Non-Invasive Treatments For Bladder Cancer

Getting a non-invasive treatment for bladder cancer can help prevent cancer from coming back. Depending on the type of cancer, your doctor may prescribe a number of different treatments. These treatments may include surgery, intravesical therapy, chemotherapy, and immunotherapy. Regardless of what type of treatment your doctor recommends, you should understand all your options.

If your cancer is found early, a TURBT (transurethral resection of the bladder tumor) may be the treatment you need. This procedure is done by inserting a thin, lighted tube called a cystoscope through your urethra into your bladder. The doctor then uses a tool with a special wire loop on its end to remove the cancerous tissue from your bladder. After the tumor is removed, your doctor may recommend that you have a biopsy to check for any other abnormalities.
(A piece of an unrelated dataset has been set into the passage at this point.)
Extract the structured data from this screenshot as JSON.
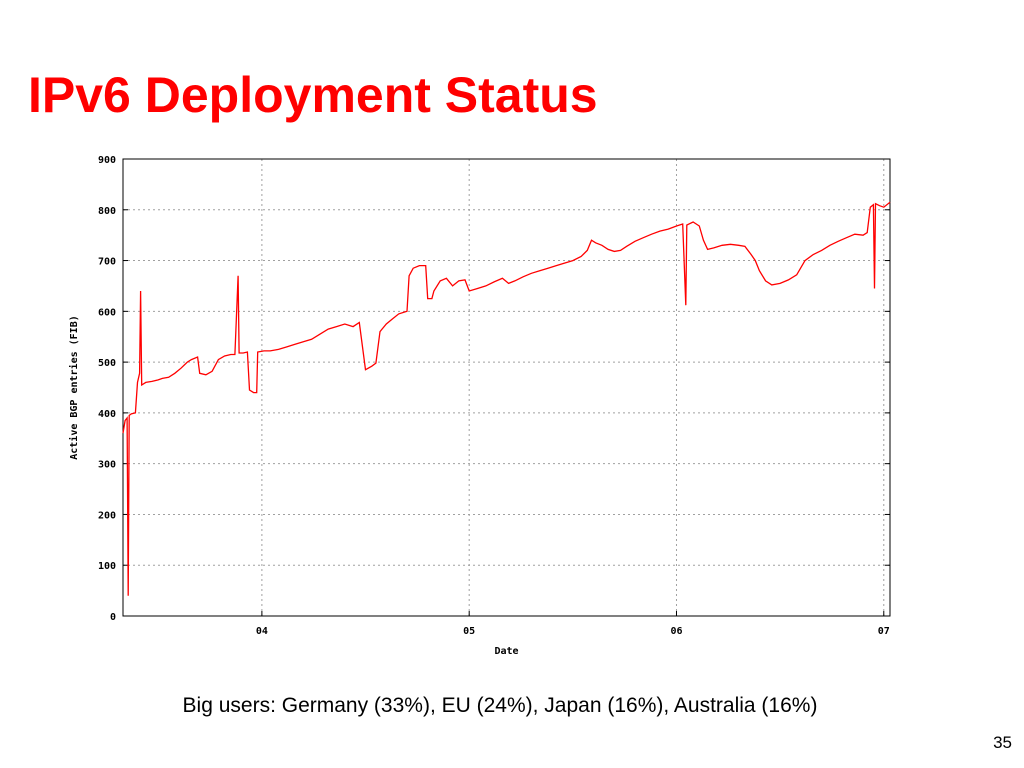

Another treatment for bladder cancer is called intravesical therapy, which uses drugs to target the cancer cells without damaging the surrounding normal tissues. This treatment is often given after a TURBT, but it may also be recommended if the tumor has not spread.

Chemotherapy involves using anti-cancer drugs to destroy cancer cells. These drugs can be given before the surgery or during it. Chemotherapy is often given weekly for a period of six weeks. It is also possible to receive chemotherapy before surgery or radiotherapy, but it is usually better to receive chemotherapy in combination with surgery.

If your cancer is found to be advanced, you may need chemotherapy in addition to surgery. There are four types of treatments for bladder cancer: surgical, intravesical therapy, chemotherapy, and biologic therapy. There are also many different factors that will affect your treatment options. Your doctor will talk with you about your specific needs and expectations.

The most common type of bladder cancer is transitional cell carcinoma. This type of cancer is mainly found in the bladder and ureters, but it can also spread to other organs. To find out if your cancer has spread, your doctor may perform a CT scan, which is an x-ray that makes detailed pictures of the inside of your body. If the tumor has spread outside of your pelvis, your doctor may also perform a bone scan. In addition, you may need to receive a test called urine cytology to check for cancer.

During a CT scan, your doctor will use a magnet, radio waves, and a computer to make detailed pictures of your body. This can also be done using a magnetic resonance imaging (MRI) machine. If your cancer has spread, your doctor may recommend a bone scan, which uses radio waves to make detailed pictures of your bones. If you need to have a bone scan, your doctor may recommend a specialized bone scanner called a stereotactic bone scanner.

A CT scan may also be used to stage your cancer. The doctor will also use this test to check for any blockages in your bladder. If the tumor has spread to your lungs or bones, you may need surgery to remove those parts.

Health Sources:

Health A to Z. (n.d.).

U.S. National Library of Medicine. (n.d.).

Directory Health Topics. (n.d.).

Health A-Z. (2022, April 26). Verywell Health.

Harvard Health. (2015, November 17). Health A to Z.

Health Conditions A-Z Sitemap. (n.d.).

Susan Silverman

Susan Silverman

Susan Silverman is a Healthy Home Remedies Writer for Home Remedy Lifestyle! With over 10 years of experience, I've helped countless people find natural solutions to their health problems. At Home Remedy Lifestyle, we believe that knowledge is power. I am dedicated to providing our readers with trustworthy, evidence-based information about home remedies and natural medical treatments. I love finding creative ways to live a healthy and holistic lifestyle on a budget! It is my hope to empower our readers to take control of their health!